13.11.2018 - 16:56 Uhr
Neunburg vorm WaldOberpfalz

Stausee-Dialog fortsetzen

"Gemeinsam für einen intakten See" ist die Devise der Runden Tische, die sich auf Initiative von Regierungspräsident Axel Bartelt regelmäßig mit dem Gewässerzustand des Eixendorfer Stausees befassen. Am 21. November ist das nächste Treffen.

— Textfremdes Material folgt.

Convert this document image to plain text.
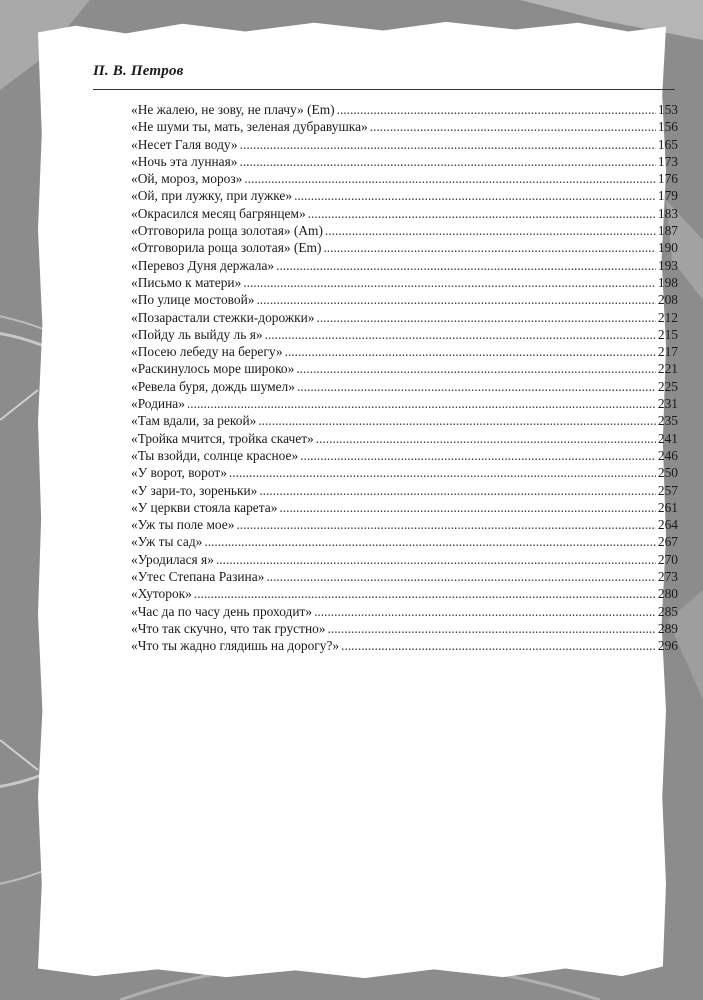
П. В. Петров
«Не жалею, не зову, не плачу» (Em) .....	153
«Не шуми ты, мать, зеленая дубравушка» .....	156
«Несет Галя воду» .....	165
«Ночь эта лунная» .....	173
«Ой, мороз, мороз» .....	176
«Ой, при лужку, при лужке» .....	179
«Окрасился месяц багрянцем» .....	183
«Отговорила роща золотая» (Am) .....	187
«Отговорила роща золотая» (Em) .....	190
«Перевоз Дуня держала» .....	193
«Письмо к матери» .....	198
«По улице мостовой» .....	208
«Позарастали стежки-дорожки» .....	212
«Пойду ль выйду ль я» .....	215
«Посею лебеду на берегу» .....	217
«Раскинулось море широко» .....	221
«Ревела буря, дождь шумел» .....	225
«Родина» .....	231
«Там вдали, за рекой» .....	235
«Тройка мчится, тройка скачет» .....	241
«Ты взойди, солнце красное» .....	246
«У ворот, ворот» .....	250
«У зари-то, зореньки» .....	257
«У церкви стояла карета» .....	261
«Уж ты поле мое» .....	264
«Уж ты сад» .....	267
«Уродилася я» .....	270
«Утес Степана Разина» .....	273
«Хуторок» .....	280
«Час да по часу день проходит» .....	285
«Что так скучно, что так грустно» .....	289
«Что ты жадно глядишь на дорогу?» .....	296
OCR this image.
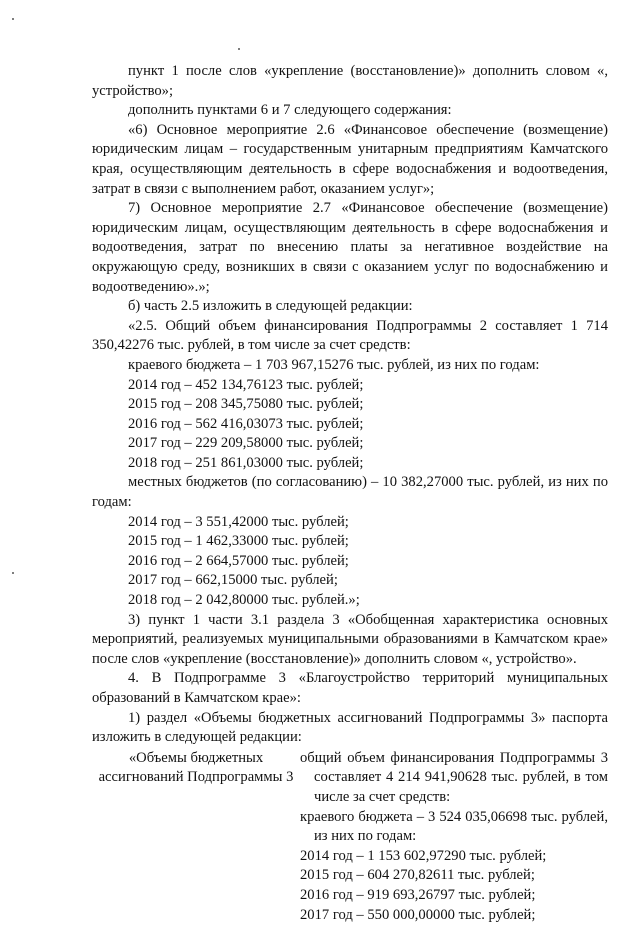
пункт 1 после слов «укрепление (восстановление)» дополнить словом «, устройство»;

дополнить пунктами 6 и 7 следующего содержания:

«6) Основное мероприятие 2.6 «Финансовое обеспечение (возмещение) юридическим лицам – государственным унитарным предприятиям Камчатского края, осуществляющим деятельность в сфере водоснабжения и водоотведения, затрат в связи с выполнением работ, оказанием услуг»;

7) Основное мероприятие 2.7 «Финансовое обеспечение (возмещение) юридическим лицам, осуществляющим деятельность в сфере водоснабжения и водоотведения, затрат по внесению платы за негативное воздействие на окружающую среду, возникших в связи с оказанием услуг по водоснабжению и водоотведению».»;

б) часть 2.5 изложить в следующей редакции:

«2.5. Общий объем финансирования Подпрограммы 2 составляет 1 714 350,42276 тыс. рублей, в том числе за счет средств:

краевого бюджета – 1 703 967,15276 тыс. рублей, из них по годам:

2014 год – 452 134,76123 тыс. рублей;

2015 год – 208 345,75080 тыс. рублей;

2016 год – 562 416,03073 тыс. рублей;

2017 год – 229 209,58000 тыс. рублей;

2018 год – 251 861,03000 тыс. рублей;

местных бюджетов (по согласованию) – 10 382,27000 тыс. рублей, из них по годам:

2014 год – 3 551,42000 тыс. рублей;

2015 год – 1 462,33000 тыс. рублей;

2016 год – 2 664,57000 тыс. рублей;

2017 год – 662,15000 тыс. рублей;

2018 год – 2 042,80000 тыс. рублей.»;

3) пункт 1 части 3.1 раздела 3 «Обобщенная характеристика основных мероприятий, реализуемых муниципальными образованиями в Камчатском крае» после слов «укрепление (восстановление)» дополнить словом «, устройство».

4. В Подпрограмме 3 «Благоустройство территорий муниципальных образований в Камчатском крае»:

1) раздел «Объемы бюджетных ассигнований Подпрограммы 3» паспорта изложить в следующей редакции:

«Объемы бюджетных ассигнований Подпрограммы 3

общий объем финансирования Подпрограммы 3 составляет 4 214 941,90628 тыс. рублей, в том числе за счет средств:

краевого бюджета – 3 524 035,06698 тыс. рублей, из них по годам:

2014 год – 1 153 602,97290 тыс. рублей;

2015 год – 604 270,82611 тыс. рублей;

2016 год – 919 693,26797 тыс. рублей;

2017 год – 550 000,00000 тыс. рублей;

Mit Maßnahmen für ein intaktes Gewässer setzen sich die Teilnehmer beim nächsten Runden Tisch für den Eixendorfer Stausee auseinander.
von Philipp Mardanow Kontakt Profil

Bereits im Juni hatten sich Vertreter von Kommunen, Behörden und Vereinen über das künftige Vorgehen zur Verbesserung des Seezustandes ausgetauscht. Am Mittwoch, 21. November, treffen sich erneut über 30 Beteiligte in unmittelbarer Nähe des Sees, um gemeinsam über das weitere Vorgehen zu beraten. Diesmal wird auch wieder Regierungspräsident Axel Bartelt an der Runde teilnehmen.

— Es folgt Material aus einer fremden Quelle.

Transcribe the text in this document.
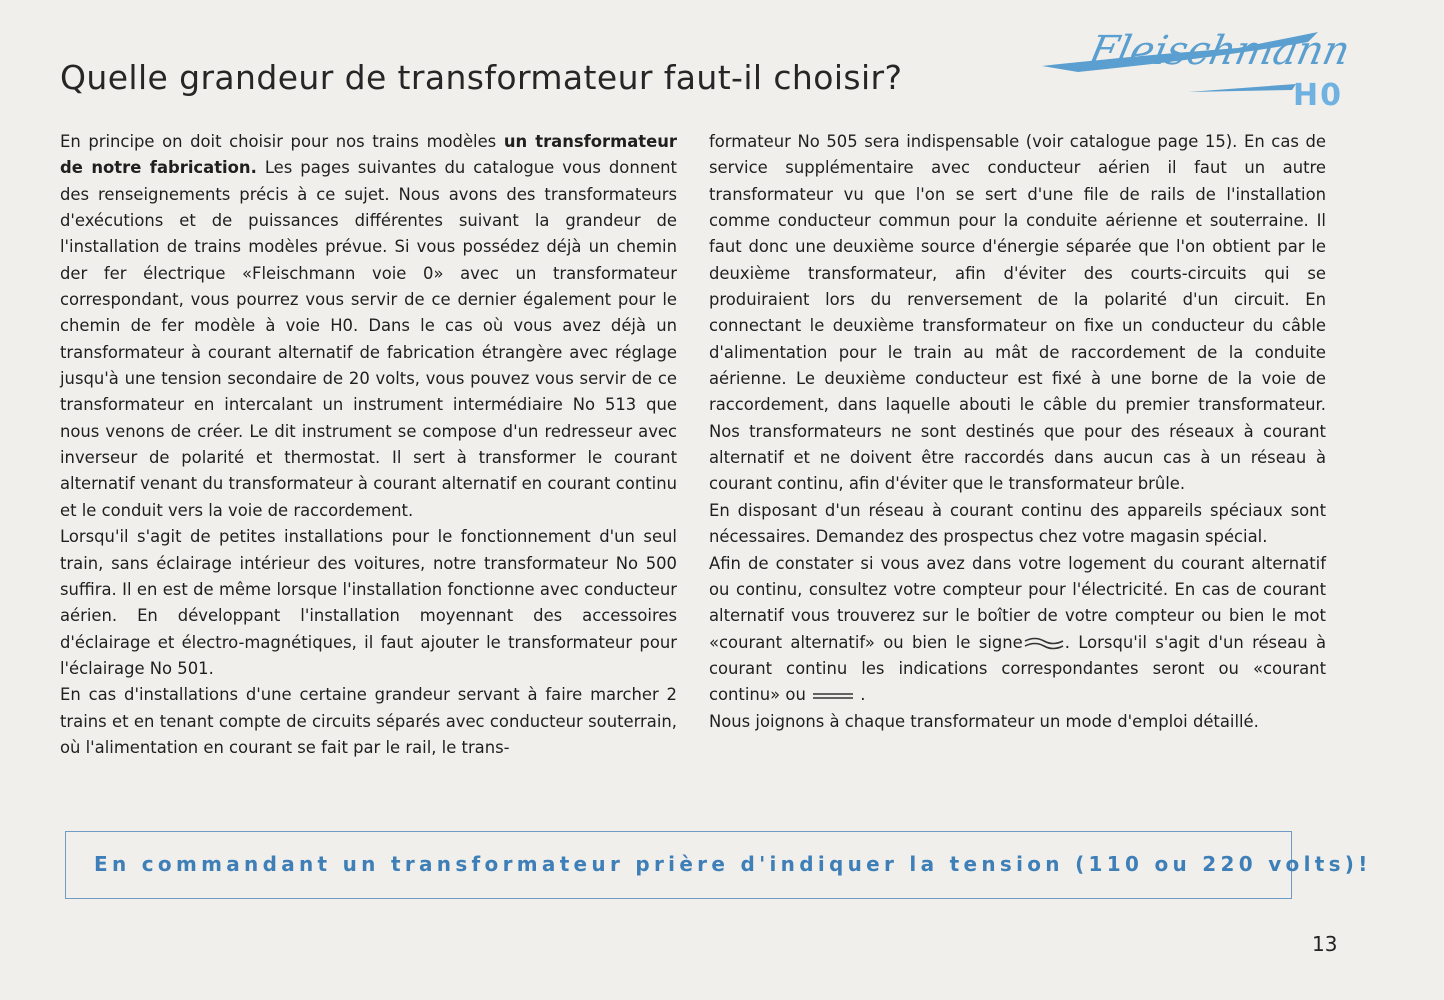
Quelle grandeur de transformateur faut-il choisir?
Fleischmann
H0

En principe on doit choisir pour nos trains modèles un transformateur de notre fabrication. Les pages suivantes du catalogue vous donnent des renseignements précis à ce sujet. Nous avons des transformateurs d'exécutions et de puissances différentes suivant la grandeur de l'installation de trains modèles prévue. Si vous possédez déjà un chemin der fer électrique «Fleischmann voie 0» avec un transformateur correspondant, vous pourrez vous servir de ce dernier également pour le chemin de fer modèle à voie H0. Dans le cas où vous avez déjà un transformateur à courant alternatif de fabrication étrangère avec réglage jusqu'à une tension secondaire de 20 volts, vous pouvez vous servir de ce transformateur en intercalant un instrument intermédiaire No 513 que nous venons de créer. Le dit instrument se compose d'un redresseur avec inverseur de polarité et thermostat. Il sert à transformer le courant alternatif venant du transformateur à courant alternatif en courant continu et le conduit vers la voie de raccordement.

Lorsqu'il s'agit de petites installations pour le fonctionnement d'un seul train, sans éclairage intérieur des voitures, notre transformateur No 500 suffira. Il en est de même lorsque l'installation fonctionne avec conducteur aérien. En développant l'installation moyennant des accessoires d'éclairage et électro-magnétiques, il faut ajouter le transformateur pour l'éclairage No 501.

En cas d'installations d'une certaine grandeur servant à faire marcher 2 trains et en tenant compte de circuits séparés avec conducteur souterrain, où l'alimentation en courant se fait par le rail, le trans-

formateur No 505 sera indispensable (voir catalogue page 15). En cas de service supplémentaire avec conducteur aérien il faut un autre transformateur vu que l'on se sert d'une file de rails de l'installation comme conducteur commun pour la conduite aérienne et souterraine. Il faut donc une deuxième source d'énergie séparée que l'on obtient par le deuxième transformateur, afin d'éviter des courts-circuits qui se produiraient lors du renversement de la polarité d'un circuit. En connectant le deuxième transformateur on fixe un conducteur du câble d'alimentation pour le train au mât de raccordement de la conduite aérienne. Le deuxième conducteur est fixé à une borne de la voie de raccordement, dans laquelle abouti le câble du premier transformateur. Nos transformateurs ne sont destinés que pour des réseaux à courant alternatif et ne doivent être raccordés dans aucun cas à un réseau à courant continu, afin d'éviter que le transformateur brûle.

En disposant d'un réseau à courant continu des appareils spéciaux sont nécessaires. Demandez des prospectus chez votre magasin spécial.

Afin de constater si vous avez dans votre logement du courant alternatif ou continu, consultez votre compteur pour l'électricité. En cas de courant alternatif vous trouverez sur le boîtier de votre compteur ou bien le mot «courant alternatif» ou bien le signe	. Lorsqu'il s'agit d'un réseau à courant continu les indications correspondantes seront ou «courant continu» ou	.

Nous joignons à chaque transformateur un mode d'emploi détaillé.

En commandant un transformateur prière d'indiquer la tension (110 ou 220 volts)!
13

„Ich bin sehr zufrieden mit der Entwicklung der bisherigen Gespräche. Es wurde eine neue Vertrauensbasis für die Zusammenarbeit aller Beteiligten gefunden und wir arbeiten gemeinsam und konstruktiv daran, in der Sache voranzukommen“, so der Regierungspräsident. Im Fokus steht dabei insbesondere die extreme Nährstoffbelastung des Sees. Die wesentliche Ursache der hohen Nährstoffeinträge, insbesondere Phosphor, resultiert aus dem etwa 400 Quadratkilometer großen Einzugsgebiet. Durch die Algenblüte wird zwar die wasserwirtschaftliche Funktion des Stausees nicht behindert, aber die touristische Attraktivität beeinträchtigt.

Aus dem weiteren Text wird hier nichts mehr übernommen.